Chief Justice of the Federal Constitutional Court of Pakistan
- Incumbent
- Assumed office 14 November 2025
- Appointed by: President Asif Ali Zardari
- Preceded by: Position established

Justice of the Supreme Court of Pakistan
- In office 22 October 2019 – 13 November 2025

Justice of Lahore High Court
- In office 12 May 2011 – 22 October 2019

Personal details
- Born: 1 December 1960 (age 65) Multan, Pakistan

= Aminuddin Khan =

Pakistani judge (born 1960)

Aminuddin Khan (امین الدین خان; born 1 December 1960) is a Pakistani jurist who is currently serving as the first chief justice of the Federal Constitutional Court of Pakistan since 14 November 2025. Previously, he served as a justice of Supreme Court of Pakistan from 22 October 2019 to 14 November 2025 and Presiding Judge of the Constitutional Bench from October 2024 to November 2025. As a head of constitutional benches he burred the Supreme Court of Pakistan. He also served as a justice of the Lahore High Court from 12 May 2011 to 22 October 2019.
He was appointed by President of Pakistan on 13 November 2025 as 1st Chief Justice of Federal Constitutional Court of Pakistan.

==Early life and education==

Khan was born in 1960 in Multan. He received his early education from Kinder Garten Muslim School and Government Muslim High School, Multan. He received a bachelor's degree in philosophy in 1981, an LLB from University Law College, Multan in 1984, and a diploma in tax law.
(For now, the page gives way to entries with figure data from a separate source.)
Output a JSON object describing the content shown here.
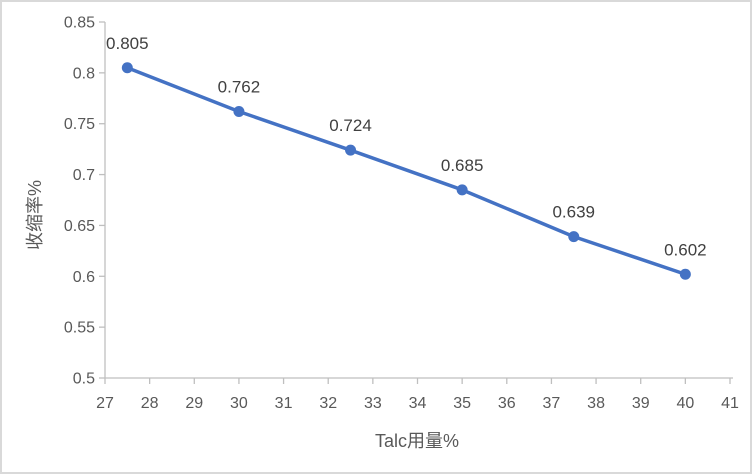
{
  "chart_data": {
    "type": "line",
    "title": "",
    "xlabel": "Talc用量%",
    "ylabel": "收缩率%",
    "xlim": [
      27,
      41
    ],
    "ylim": [
      0.5,
      0.85
    ],
    "xticks": [
      27,
      28,
      29,
      30,
      31,
      32,
      33,
      34,
      35,
      36,
      37,
      38,
      39,
      40,
      41
    ],
    "xtick_labels": [
      "27",
      "28",
      "29",
      "30",
      "31",
      "32",
      "33",
      "34",
      "35",
      "36",
      "37",
      "38",
      "39",
      "40",
      "41"
    ],
    "yticks": [
      0.5,
      0.55,
      0.6,
      0.65,
      0.7,
      0.75,
      0.8,
      0.85
    ],
    "ytick_labels": [
      "0.5",
      "0.55",
      "0.6",
      "0.65",
      "0.7",
      "0.75",
      "0.8",
      "0.85"
    ],
    "grid": false,
    "legend": "none",
    "marker": "circle",
    "series": [
      {
        "name": "收缩率",
        "x": [
          27.5,
          30,
          32.5,
          35,
          37.5,
          40
        ],
        "values": [
          0.805,
          0.762,
          0.724,
          0.685,
          0.639,
          0.602
        ],
        "point_labels": [
          "0.805",
          "0.762",
          "0.724",
          "0.685",
          "0.639",
          "0.602"
        ],
        "color": "#4472C4"
      }
    ]
  },
  "style": {
    "line_color": "#4472C4",
    "axis_color": "#BFBFBF",
    "tick_label_color": "#595959",
    "axis_title_color": "#595959",
    "data_label_color": "#404040",
    "background": "#FFFFFF",
    "border_color": "#D9D9D9"
  }
}
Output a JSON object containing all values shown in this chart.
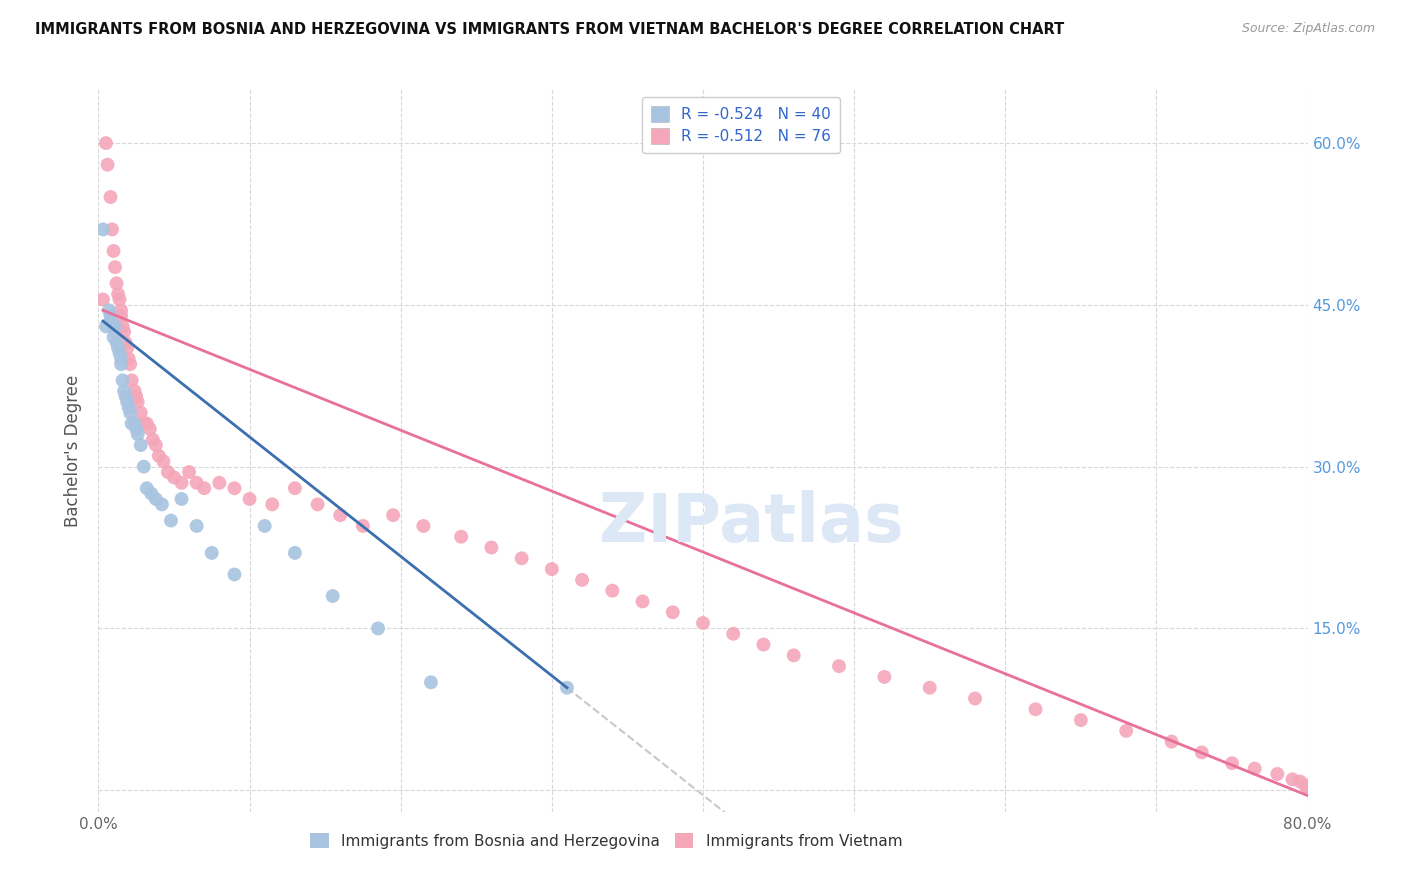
{
  "title": "IMMIGRANTS FROM BOSNIA AND HERZEGOVINA VS IMMIGRANTS FROM VIETNAM BACHELOR'S DEGREE CORRELATION CHART",
  "source": "Source: ZipAtlas.com",
  "ylabel_left": "Bachelor's Degree",
  "xlim": [
    0.0,
    0.8
  ],
  "ylim": [
    -0.02,
    0.65
  ],
  "bosnia_R": -0.524,
  "bosnia_N": 40,
  "vietnam_R": -0.512,
  "vietnam_N": 76,
  "bosnia_color": "#a8c4e0",
  "vietnam_color": "#f4a7b9",
  "bosnia_line_color": "#3b6faf",
  "vietnam_line_color": "#e8709a",
  "trend_line_dashed_color": "#c8c8c8",
  "watermark_text": "ZIPatlas",
  "watermark_color": "#dce8f5",
  "legend_bosnia": "Immigrants from Bosnia and Herzegovina",
  "legend_vietnam": "Immigrants from Vietnam",
  "bosnia_x": [
    0.003,
    0.005,
    0.007,
    0.008,
    0.008,
    0.01,
    0.01,
    0.011,
    0.012,
    0.013,
    0.014,
    0.015,
    0.015,
    0.016,
    0.017,
    0.018,
    0.019,
    0.02,
    0.021,
    0.022,
    0.024,
    0.025,
    0.026,
    0.028,
    0.03,
    0.032,
    0.035,
    0.038,
    0.042,
    0.048,
    0.055,
    0.065,
    0.075,
    0.09,
    0.11,
    0.13,
    0.155,
    0.185,
    0.22,
    0.31
  ],
  "bosnia_y": [
    0.52,
    0.43,
    0.445,
    0.44,
    0.435,
    0.43,
    0.42,
    0.43,
    0.415,
    0.41,
    0.405,
    0.4,
    0.395,
    0.38,
    0.37,
    0.365,
    0.36,
    0.355,
    0.35,
    0.34,
    0.34,
    0.335,
    0.33,
    0.32,
    0.3,
    0.28,
    0.275,
    0.27,
    0.265,
    0.25,
    0.27,
    0.245,
    0.22,
    0.2,
    0.245,
    0.22,
    0.18,
    0.15,
    0.1,
    0.095
  ],
  "vietnam_x": [
    0.003,
    0.005,
    0.006,
    0.008,
    0.009,
    0.01,
    0.011,
    0.012,
    0.013,
    0.014,
    0.015,
    0.015,
    0.016,
    0.017,
    0.018,
    0.019,
    0.02,
    0.021,
    0.022,
    0.024,
    0.025,
    0.026,
    0.028,
    0.03,
    0.032,
    0.034,
    0.036,
    0.038,
    0.04,
    0.043,
    0.046,
    0.05,
    0.055,
    0.06,
    0.065,
    0.07,
    0.08,
    0.09,
    0.1,
    0.115,
    0.13,
    0.145,
    0.16,
    0.175,
    0.195,
    0.215,
    0.24,
    0.26,
    0.28,
    0.3,
    0.32,
    0.34,
    0.36,
    0.38,
    0.4,
    0.42,
    0.44,
    0.46,
    0.49,
    0.52,
    0.55,
    0.58,
    0.62,
    0.65,
    0.68,
    0.71,
    0.73,
    0.75,
    0.765,
    0.78,
    0.79,
    0.795,
    0.798,
    0.8,
    0.802,
    0.805
  ],
  "vietnam_y": [
    0.455,
    0.6,
    0.58,
    0.55,
    0.52,
    0.5,
    0.485,
    0.47,
    0.46,
    0.455,
    0.445,
    0.44,
    0.43,
    0.425,
    0.415,
    0.41,
    0.4,
    0.395,
    0.38,
    0.37,
    0.365,
    0.36,
    0.35,
    0.34,
    0.34,
    0.335,
    0.325,
    0.32,
    0.31,
    0.305,
    0.295,
    0.29,
    0.285,
    0.295,
    0.285,
    0.28,
    0.285,
    0.28,
    0.27,
    0.265,
    0.28,
    0.265,
    0.255,
    0.245,
    0.255,
    0.245,
    0.235,
    0.225,
    0.215,
    0.205,
    0.195,
    0.185,
    0.175,
    0.165,
    0.155,
    0.145,
    0.135,
    0.125,
    0.115,
    0.105,
    0.095,
    0.085,
    0.075,
    0.065,
    0.055,
    0.045,
    0.035,
    0.025,
    0.02,
    0.015,
    0.01,
    0.008,
    0.005,
    0.002,
    0.0,
    -0.003
  ]
}
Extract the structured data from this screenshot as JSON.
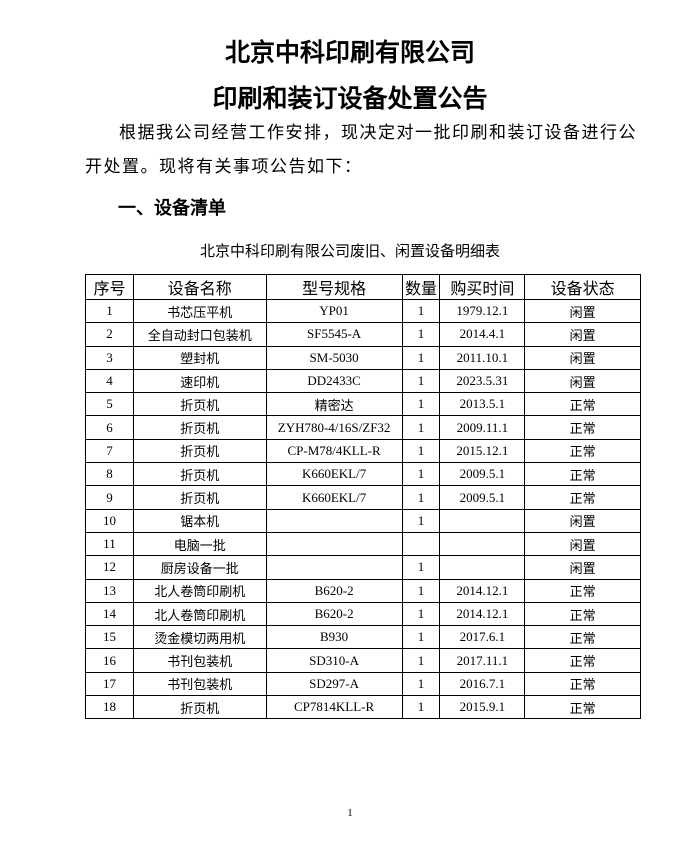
{
  "title_line1": "北京中科印刷有限公司",
  "title_line2": "印刷和装订设备处置公告",
  "intro": "根据我公司经营工作安排，现决定对一批印刷和装订设备进行公开处置。现将有关事项公告如下：",
  "section1_heading": "一、设备清单",
  "table_caption": "北京中科印刷有限公司废旧、闲置设备明细表",
  "table": {
    "headers": [
      "序号",
      "设备名称",
      "型号规格",
      "数量",
      "购买时间",
      "设备状态"
    ],
    "rows": [
      [
        "1",
        "书芯压平机",
        "YP01",
        "1",
        "1979.12.1",
        "闲置"
      ],
      [
        "2",
        "全自动封口包装机",
        "SF5545-A",
        "1",
        "2014.4.1",
        "闲置"
      ],
      [
        "3",
        "塑封机",
        "SM-5030",
        "1",
        "2011.10.1",
        "闲置"
      ],
      [
        "4",
        "速印机",
        "DD2433C",
        "1",
        "2023.5.31",
        "闲置"
      ],
      [
        "5",
        "折页机",
        "精密达",
        "1",
        "2013.5.1",
        "正常"
      ],
      [
        "6",
        "折页机",
        "ZYH780-4/16S/ZF32",
        "1",
        "2009.11.1",
        "正常"
      ],
      [
        "7",
        "折页机",
        "CP-M78/4KLL-R",
        "1",
        "2015.12.1",
        "正常"
      ],
      [
        "8",
        "折页机",
        "K660EKL/7",
        "1",
        "2009.5.1",
        "正常"
      ],
      [
        "9",
        "折页机",
        "K660EKL/7",
        "1",
        "2009.5.1",
        "正常"
      ],
      [
        "10",
        "锯本机",
        "",
        "1",
        "",
        "闲置"
      ],
      [
        "11",
        "电脑一批",
        "",
        "",
        "",
        "闲置"
      ],
      [
        "12",
        "厨房设备一批",
        "",
        "1",
        "",
        "闲置"
      ],
      [
        "13",
        "北人卷筒印刷机",
        "B620-2",
        "1",
        "2014.12.1",
        "正常"
      ],
      [
        "14",
        "北人卷筒印刷机",
        "B620-2",
        "1",
        "2014.12.1",
        "正常"
      ],
      [
        "15",
        "烫金模切两用机",
        "B930",
        "1",
        "2017.6.1",
        "正常"
      ],
      [
        "16",
        "书刊包装机",
        "SD310-A",
        "1",
        "2017.11.1",
        "正常"
      ],
      [
        "17",
        "书刊包装机",
        "SD297-A",
        "1",
        "2016.7.1",
        "正常"
      ],
      [
        "18",
        "折页机",
        "CP7814KLL-R",
        "1",
        "2015.9.1",
        "正常"
      ]
    ]
  },
  "page_number": "1"
}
In 1977, Khan represented Pakistan as a Boy Scout at the Asian Jamboree in Iran and received recognition from the President of Pakistan.

==Career==

His legal career began under his father's tutelage, gaining a license to practice in lower courts in 1985. He became an advocate of the Lahore High Court in 1987 and an advocate of the Supreme Court of Pakistan in 2001. His practice mainly focused on civil law, particularly property, pre-emption, and inheritance cases.

His judicial career started with his appointment to the bench of the Lahore High Court in 2011. As a judge, Khan was involved in the adjudication of numerous civil cases, with many of his judgments upheld by the Supreme Court of Pakistan.

Khan also served as an examiner and lecturer in law at the University Law College, Multan, and was a member of the syndicate of various universities, including the University of Engineering and Technology, Lahore.

A Supreme Court bench consisting of six members, led by Justice Aminuddin Khan, presided over the intra-court appeals concerning the trials of civilians in military courts. The bench included Justices Muhammad Ali Mazhar, Hasan Azhar Rizvi, Shahid Waheed, Musarrat Hilali, and Irfan Saadat Khan.

On 5 November, 2024 the Judicial Commission of Pakistan (JCP) in a 7-5 decision ordered the formation of the Supreme Court's Constitutional Bench, with Justice Aminuddin Khan as presiding judge.